The approach suggests a broad design principle for object-oriented programming, and it applies particularly strongly to multiple inheritance. Duff says that his people have found that it's possible to overuse inheritance. "In general, it's better to err in the direction of encapsulating too much, in other words including something as an instance variable instead of inheriting from it, because it's very likely that you might inherit inappropriate behavior."
Inherit inappropriate behavior? Here's what he has in mind: "You want to create something that holds a collection of other things, let's say a picture class that holds a collection of graphical objects. One way to do that is to make it a descendant of one of the collection classes, like Array. A picture is an array, only it's a special kind of array. The problem is, you may want a picture that can have a dictionary instead of an array as its collection. Also, there are many things that are appropriate for arrays that are not appropriate for pictures. You end up having to circumvent a lot of inappropriate inherited behavior."
Multiple inheritance exacerbates the problem because with multiple inheritance you have not just one but many classes from which you need to filter out inappropriate behavior, in addition to resolving the redundancies. But Actor is likely to support multiple inheritance before long.
"The direction that I'm heading," Duff explains, "is decoupling inheritance of protocol --or methods --from inheritance of representation --or instance variables.

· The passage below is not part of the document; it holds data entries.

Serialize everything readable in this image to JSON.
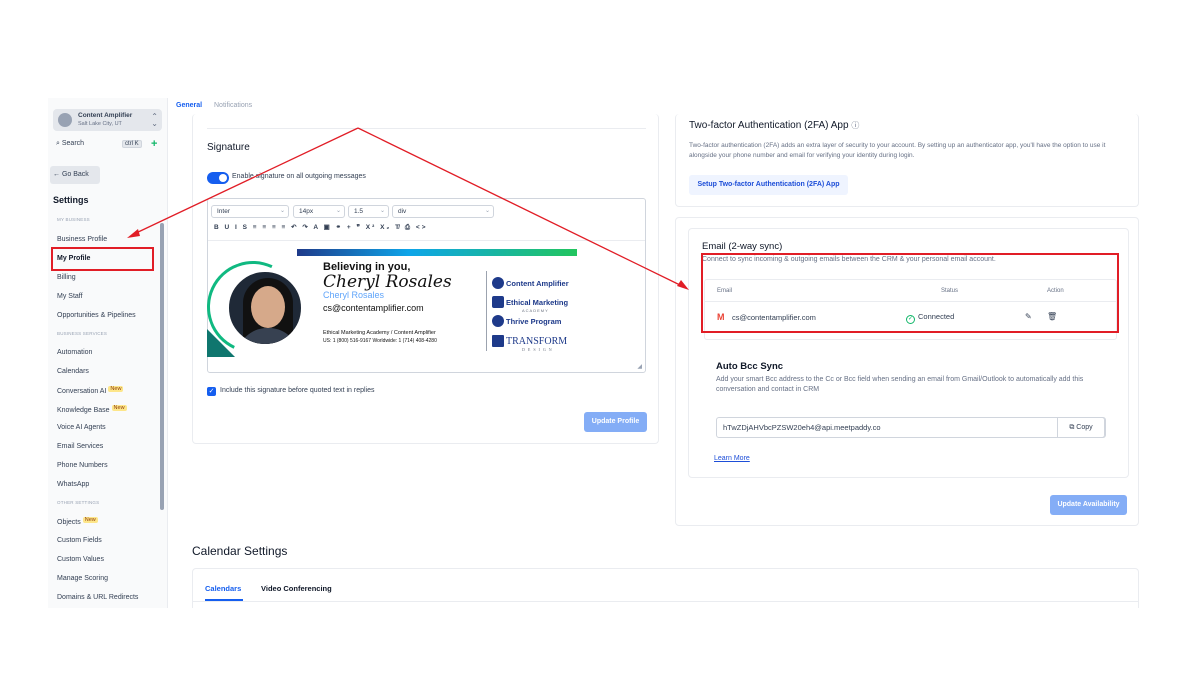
{
  "location": {
    "name": "Content Amplifier",
    "city": "Salt Lake City, UT"
  },
  "search": {
    "label": "Search",
    "shortcut": "ctrl K",
    "add": "+"
  },
  "go_back": "← Go Back",
  "settings_title": "Settings",
  "sections": {
    "my_business": "MY BUSINESS",
    "business_services": "BUSINESS SERVICES",
    "other_settings": "OTHER SETTINGS"
  },
  "nav": {
    "business_profile": "Business Profile",
    "my_profile": "My Profile",
    "billing": "Billing",
    "my_staff": "My Staff",
    "opportunities": "Opportunities & Pipelines",
    "automation": "Automation",
    "calendars": "Calendars",
    "conversation_ai": "Conversation AI",
    "knowledge_base": "Knowledge Base",
    "voice_ai": "Voice AI Agents",
    "email_services": "Email Services",
    "phone_numbers": "Phone Numbers",
    "whatsapp": "WhatsApp",
    "objects": "Objects",
    "custom_fields": "Custom Fields",
    "custom_values": "Custom Values",
    "manage_scoring": "Manage Scoring",
    "domains": "Domains & URL Redirects",
    "new_badge": "New"
  },
  "tabs": {
    "general": "General",
    "notifications": "Notifications"
  },
  "signature": {
    "title": "Signature",
    "toggle_label": "Enable signature on all outgoing messages",
    "font": "Inter",
    "size": "14px",
    "line_height": "1.5",
    "block": "div",
    "toolbar": "B U I S ≡ ≡ ≡ ≡ ↶ ↷ A ▣ ⚭ + ❞ X² X₂ T̸ ⎙ <>",
    "believing": "Believing in you,",
    "script_name": "Cheryl Rosales",
    "name": "Cheryl Rosales",
    "email": "cs@contentamplifier.com",
    "org": "Ethical Marketing Academy / Content Amplifier",
    "phones": "US: 1 (800) 516-9167     Worldwide: 1 (714) 408-4280",
    "logos": [
      "Content Amplifier",
      "Ethical Marketing",
      "Thrive Program",
      "TRANSFORM"
    ],
    "logo_subs": [
      "",
      "ACADEMY",
      "",
      "D E S I G N"
    ],
    "include_label": "Include this signature before quoted text in replies",
    "update_button": "Update Profile"
  },
  "twofa": {
    "title": "Two-factor Authentication (2FA) App",
    "info_icon": "ⓘ",
    "description": "Two-factor authentication (2FA) adds an extra layer of security to your account. By setting up an authenticator app, you'll have the option to use it alongside your phone number and email for verifying your identity during login.",
    "button": "Setup Two-factor Authentication (2FA) App"
  },
  "email_sync": {
    "title": "Email (2-way sync)",
    "description": "Connect to sync incoming & outgoing emails between the CRM & your personal email account.",
    "columns": {
      "email": "Email",
      "status": "Status",
      "action": "Action"
    },
    "row": {
      "email": "cs@contentamplifier.com",
      "status": "Connected"
    }
  },
  "bcc": {
    "title": "Auto Bcc Sync",
    "description": "Add your smart Bcc address to the Cc or Bcc field when sending an email from Gmail/Outlook to automatically add this conversation and contact in CRM",
    "address": "hTwZDjAHVbcPZSW20eh4@api.meetpaddy.co",
    "copy": "Copy",
    "learn_more": "Learn More",
    "update_button": "Update Availability"
  },
  "calendar": {
    "title": "Calendar Settings",
    "tabs": [
      "Calendars",
      "Video Conferencing"
    ]
  },
  "colors": {
    "accent": "#155eef",
    "annotation": "#e11d26",
    "connected": "#12b76a"
  }
}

One way to do that is to be able to group a piece of code into a thing that's like a class, except that it doesn't specify any representation. It's just a set of methods that, since they don't refer to instance variables, can be generically inherited. You can then say, in addition to the class that I inherit from, I also inherit these protocols that allow me to behave like an object of this virtual type --virtual (in that) you're not specifying anything about its representation. It simplifies a lot of these resolution problems. You don't have to worry about instance variables; you can just deal at the level of what functionality I inherit."
And it's really not accurate for me to say that Digitalk doesn't support multiple inheritance; it's there in the company's Smalltalk products. It's just not visible. "In ST/VB-286 and the Mac product," Anderson says, "we have actually implemented the mechanism for multiple inheritance, but we don't have a (supporting) user interface. We don't know how to present it to the user." The user interface is an area of active research at Digitalk, and Anderson feels that the company was really founded to make object-oriented programming accessible. Accessibility means a lucid user interface, he believes. If and when they figure out how to present the technique so that it doesn't complicate the programmer's life too much, they will no doubt implement multiple inheritance for real. If and when they do, the solution is likely to involve context, a concept that Digitalk programmers are currently exploring avidly.
From the point of view of putting valuable functionality in the programmer's hands, it's good that Digitalk and The Whitewater Group are moving toward multiple inheritance, because there are real benefits in having multiple inheritance: The real world has multiple inheritance, and if you want to simulate aspects of the real world, should you try to get along without this natural technique? On the other hand, the programmer has to decide if it is worth the hassle. It's really not a trivial choice for the language designer or for the programmer.
As Jim Anderson says, "It's definitely a controversial topic."